Gene söylemişti. Evet bu sefer emindim, rüya görmüyordum. Yan sandelyeye oturdum:
-Tabii ki endişelenirim. Senin de çılgın hayranların olabilir.(İçimden: "Benim gibi".)
-Tamam, bırak bunları da sen çalışmalar nasıl gidiyor onu anlat.
Sohbet bu şekilde uzayıp gitti. Doğrusu o benden üç kat fazla konuşuyordu. Neden onun yanında bu kadar kendimi kasıyordum ki? Ağzım iki çift laf zor çıkıyordu.
Dong Wook'un menejeri gelip onu çağırınca özür dileyerek yanımdan ayrıldı. Tam olarak gözden kaybolunca ben de yemeğime döndüm.
Bir kaç dakika sonra yan masadaki kızlar yerlerinden kalkıp yanıma gelmeye başladı. Doğru ya bu kızlar Dong Wook ve ben konuşurken sürekli bize bakıp aralarında fısır fısır konuşuyordu. Açıkçası neden yanıma geldiklerini merak etmiştim.
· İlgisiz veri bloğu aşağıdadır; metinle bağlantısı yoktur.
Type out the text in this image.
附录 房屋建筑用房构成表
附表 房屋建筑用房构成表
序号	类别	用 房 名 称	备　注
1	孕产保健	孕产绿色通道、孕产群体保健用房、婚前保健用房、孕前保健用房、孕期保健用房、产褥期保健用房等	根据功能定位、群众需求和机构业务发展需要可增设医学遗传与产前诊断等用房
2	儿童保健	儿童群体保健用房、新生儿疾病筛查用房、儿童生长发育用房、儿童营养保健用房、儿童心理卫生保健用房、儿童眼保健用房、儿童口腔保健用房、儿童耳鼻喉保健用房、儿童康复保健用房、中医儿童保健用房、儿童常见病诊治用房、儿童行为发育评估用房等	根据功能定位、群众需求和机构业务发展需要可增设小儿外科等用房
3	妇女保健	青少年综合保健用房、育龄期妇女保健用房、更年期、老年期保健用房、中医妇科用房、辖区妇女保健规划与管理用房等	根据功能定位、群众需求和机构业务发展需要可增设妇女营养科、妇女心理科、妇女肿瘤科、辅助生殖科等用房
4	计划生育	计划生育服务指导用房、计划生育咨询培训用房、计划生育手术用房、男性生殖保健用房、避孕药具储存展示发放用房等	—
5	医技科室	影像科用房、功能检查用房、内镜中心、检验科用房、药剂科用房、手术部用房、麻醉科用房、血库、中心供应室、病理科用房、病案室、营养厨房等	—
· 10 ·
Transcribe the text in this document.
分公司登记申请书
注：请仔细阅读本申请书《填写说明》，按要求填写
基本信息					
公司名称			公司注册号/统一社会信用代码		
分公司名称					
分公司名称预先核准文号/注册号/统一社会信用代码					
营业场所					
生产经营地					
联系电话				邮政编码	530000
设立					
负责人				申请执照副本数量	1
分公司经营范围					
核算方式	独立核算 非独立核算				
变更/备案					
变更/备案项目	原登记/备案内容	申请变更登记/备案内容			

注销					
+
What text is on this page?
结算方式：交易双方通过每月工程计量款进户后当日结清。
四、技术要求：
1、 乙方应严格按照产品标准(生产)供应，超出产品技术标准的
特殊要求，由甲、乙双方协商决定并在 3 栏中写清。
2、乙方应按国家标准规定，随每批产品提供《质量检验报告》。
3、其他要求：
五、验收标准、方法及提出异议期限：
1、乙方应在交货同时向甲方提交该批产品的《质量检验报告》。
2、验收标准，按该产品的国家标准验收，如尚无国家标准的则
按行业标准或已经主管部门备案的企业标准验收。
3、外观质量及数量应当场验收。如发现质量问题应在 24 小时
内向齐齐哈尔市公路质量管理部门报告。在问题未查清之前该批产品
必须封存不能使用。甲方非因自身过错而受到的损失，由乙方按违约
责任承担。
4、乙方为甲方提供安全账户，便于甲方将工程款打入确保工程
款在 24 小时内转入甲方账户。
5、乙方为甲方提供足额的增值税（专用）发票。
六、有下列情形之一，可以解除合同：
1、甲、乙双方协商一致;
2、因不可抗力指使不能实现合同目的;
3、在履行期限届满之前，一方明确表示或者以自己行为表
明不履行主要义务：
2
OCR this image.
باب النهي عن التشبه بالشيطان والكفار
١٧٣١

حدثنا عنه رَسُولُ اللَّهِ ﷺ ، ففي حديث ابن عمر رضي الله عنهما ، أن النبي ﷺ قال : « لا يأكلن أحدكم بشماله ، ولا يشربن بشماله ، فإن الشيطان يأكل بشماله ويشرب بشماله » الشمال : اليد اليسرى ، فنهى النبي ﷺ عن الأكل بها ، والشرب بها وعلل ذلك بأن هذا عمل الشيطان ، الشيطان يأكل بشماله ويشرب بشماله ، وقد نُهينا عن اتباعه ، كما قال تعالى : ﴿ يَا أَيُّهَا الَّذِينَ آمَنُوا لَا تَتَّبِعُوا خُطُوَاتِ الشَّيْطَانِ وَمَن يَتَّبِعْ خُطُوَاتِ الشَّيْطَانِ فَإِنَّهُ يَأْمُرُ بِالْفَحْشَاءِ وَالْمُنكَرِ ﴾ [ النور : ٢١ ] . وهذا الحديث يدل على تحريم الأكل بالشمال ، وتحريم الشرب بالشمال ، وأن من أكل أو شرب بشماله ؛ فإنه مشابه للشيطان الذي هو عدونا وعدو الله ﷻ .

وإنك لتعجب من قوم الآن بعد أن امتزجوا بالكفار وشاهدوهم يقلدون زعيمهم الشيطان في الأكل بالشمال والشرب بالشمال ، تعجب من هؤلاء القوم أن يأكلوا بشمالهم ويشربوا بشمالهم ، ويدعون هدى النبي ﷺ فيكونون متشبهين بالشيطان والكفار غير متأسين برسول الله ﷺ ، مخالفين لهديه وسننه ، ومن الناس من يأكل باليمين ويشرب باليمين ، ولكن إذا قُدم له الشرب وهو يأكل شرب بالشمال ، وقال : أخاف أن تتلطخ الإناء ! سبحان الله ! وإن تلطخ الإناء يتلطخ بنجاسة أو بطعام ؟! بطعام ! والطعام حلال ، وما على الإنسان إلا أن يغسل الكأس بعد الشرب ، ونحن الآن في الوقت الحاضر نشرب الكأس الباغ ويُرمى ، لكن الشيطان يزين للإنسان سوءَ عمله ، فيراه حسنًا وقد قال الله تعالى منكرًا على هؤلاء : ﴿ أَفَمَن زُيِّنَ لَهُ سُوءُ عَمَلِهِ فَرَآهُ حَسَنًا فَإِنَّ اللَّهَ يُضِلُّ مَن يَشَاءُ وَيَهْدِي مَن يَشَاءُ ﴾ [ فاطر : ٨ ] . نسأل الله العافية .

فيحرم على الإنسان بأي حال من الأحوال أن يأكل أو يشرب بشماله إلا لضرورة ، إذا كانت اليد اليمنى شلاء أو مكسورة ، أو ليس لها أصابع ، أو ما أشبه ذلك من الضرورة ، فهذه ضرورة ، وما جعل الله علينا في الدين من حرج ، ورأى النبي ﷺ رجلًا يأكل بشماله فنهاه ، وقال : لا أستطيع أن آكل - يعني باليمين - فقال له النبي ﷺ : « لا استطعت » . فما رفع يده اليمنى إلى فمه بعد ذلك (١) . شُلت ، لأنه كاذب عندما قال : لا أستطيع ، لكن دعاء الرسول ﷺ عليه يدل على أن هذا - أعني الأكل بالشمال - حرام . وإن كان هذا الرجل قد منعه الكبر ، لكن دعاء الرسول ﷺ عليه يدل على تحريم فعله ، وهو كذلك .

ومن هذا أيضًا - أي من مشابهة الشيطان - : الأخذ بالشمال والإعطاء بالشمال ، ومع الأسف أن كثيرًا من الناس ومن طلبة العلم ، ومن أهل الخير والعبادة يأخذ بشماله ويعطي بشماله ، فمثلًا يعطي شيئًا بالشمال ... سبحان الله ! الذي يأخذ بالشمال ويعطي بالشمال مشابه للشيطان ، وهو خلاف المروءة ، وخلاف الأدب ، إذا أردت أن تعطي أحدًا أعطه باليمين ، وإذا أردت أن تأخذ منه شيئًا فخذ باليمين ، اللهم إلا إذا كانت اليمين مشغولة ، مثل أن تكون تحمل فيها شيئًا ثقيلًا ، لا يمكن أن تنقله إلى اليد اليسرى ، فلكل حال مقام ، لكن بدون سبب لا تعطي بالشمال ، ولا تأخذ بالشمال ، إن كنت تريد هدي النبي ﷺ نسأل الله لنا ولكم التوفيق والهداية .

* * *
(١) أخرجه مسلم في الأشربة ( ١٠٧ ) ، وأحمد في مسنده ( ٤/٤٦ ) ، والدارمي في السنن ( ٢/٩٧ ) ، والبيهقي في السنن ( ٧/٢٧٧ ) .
Gelenler, beş-altı tane dans çalışmalarından tanıdığım kızdı. Yaşları benden küçük olduğu için bana 'unni' diye seslenirlerdi.
Min Li:
-Unni, şey biz sana önemli bir şey soracaktık.
Doğrusu meraklanmıştım.
-Ne oldu kızlar? Bir sorun mu var?
Yeesun söze atıldı:
-Şey unni, biz... Bazı şeyler duyduk ve gördük de... Şey, artık eminiz ki, yani bize göre... Dong Wook sunbae senden hoşlanıyor.